Based on our modelling, assuming the widening of corporate spreads seen since the start of the banking turmoil persists over Q2 2023, the recent tightening of credit conditions is equivalent to roughly one 25-bp hike.
Recent uptick in inflation suggests path to 2% will be bumpy but still steep
The MPC took the edge off the 25-bp hike in Bank Rate by downplaying the significance of the unexpected increase in CPI inflation in February. Indeed, it said it still expects inflation to fall sharply over the remainder of 2023 and that services inflation, which is more closely related to the domestic economy, is broadly in line with its expectations. It blamed most of the surprise jump in inflation on spikes in food prices, due to bad weather, and clothing prices, which tend to be volatile. It expects these types of inflation to be less persistent and so is less concerned about them.
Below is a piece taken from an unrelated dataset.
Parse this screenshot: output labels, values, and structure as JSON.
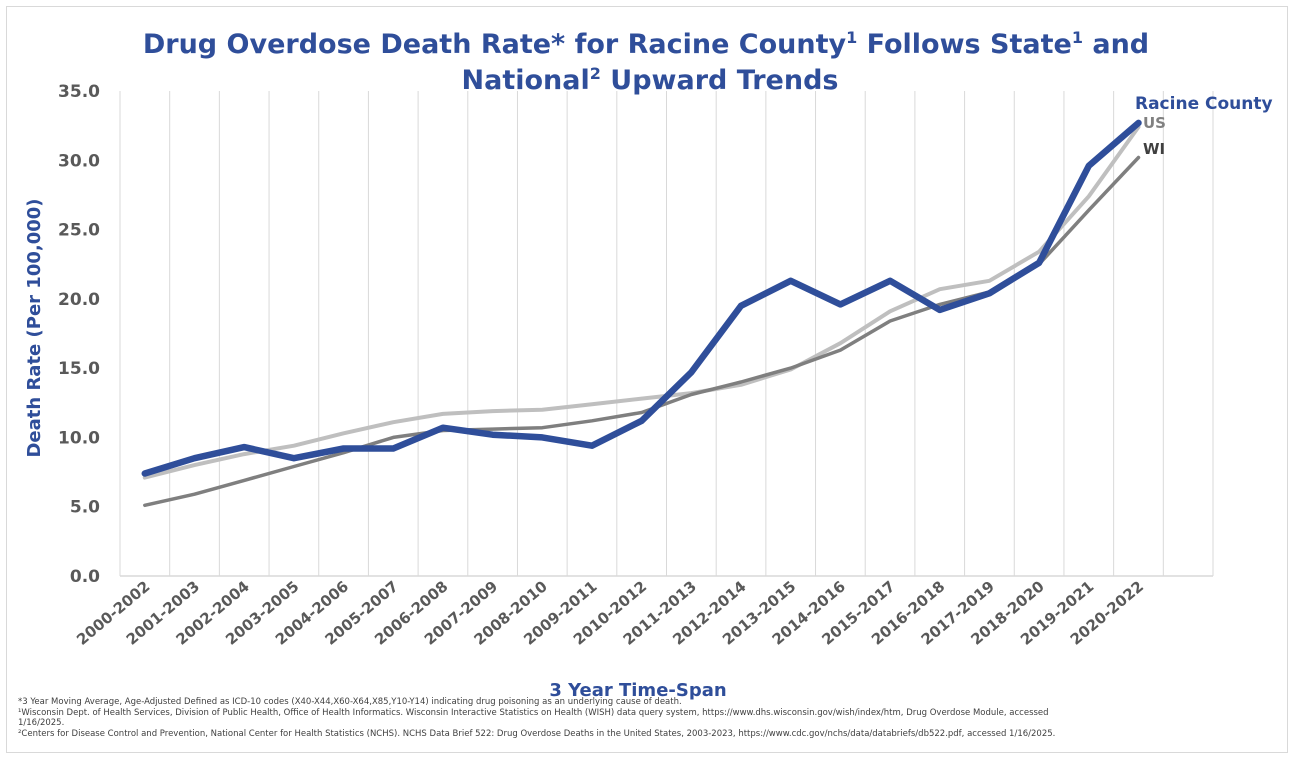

We expect inflation to be around 3% by the end of this year and fall below the Bank’s 2% target in 2024, as the large falls in energy and shipping prices make themselves felt.
The MPC also kept its forward guidance from February, which was:
“The MPC will continue to monitor closely indications of persistent inflationary pressures, including the tightness of labour market conditions and the behaviour of wage growth and services inflation. If there were to be evidence of more persistent pressures, then further tightening in monetary policy would be required.”
Translating this from ‘Bank language’ this means - whether interest rates increase again in May depends on whether there is evidence that the labour market is easing. It will also need to be sure that the spike in inflation in February really was a one off.
But assuming the economy evolves largely as we and the Bank of England (BoE) expects, then there is probably little need for further hikes.
Even with the economy struggling, we doubt the BoE will be comfortable cutting rates until inflation is within touching distance of the 2% target. In our forecasts, that doesn’t happen until Q2 2024. We have assumed cuts of 25-bps a quarter from that point until the end of 2025, when interest rates may feel a bit friendlier again.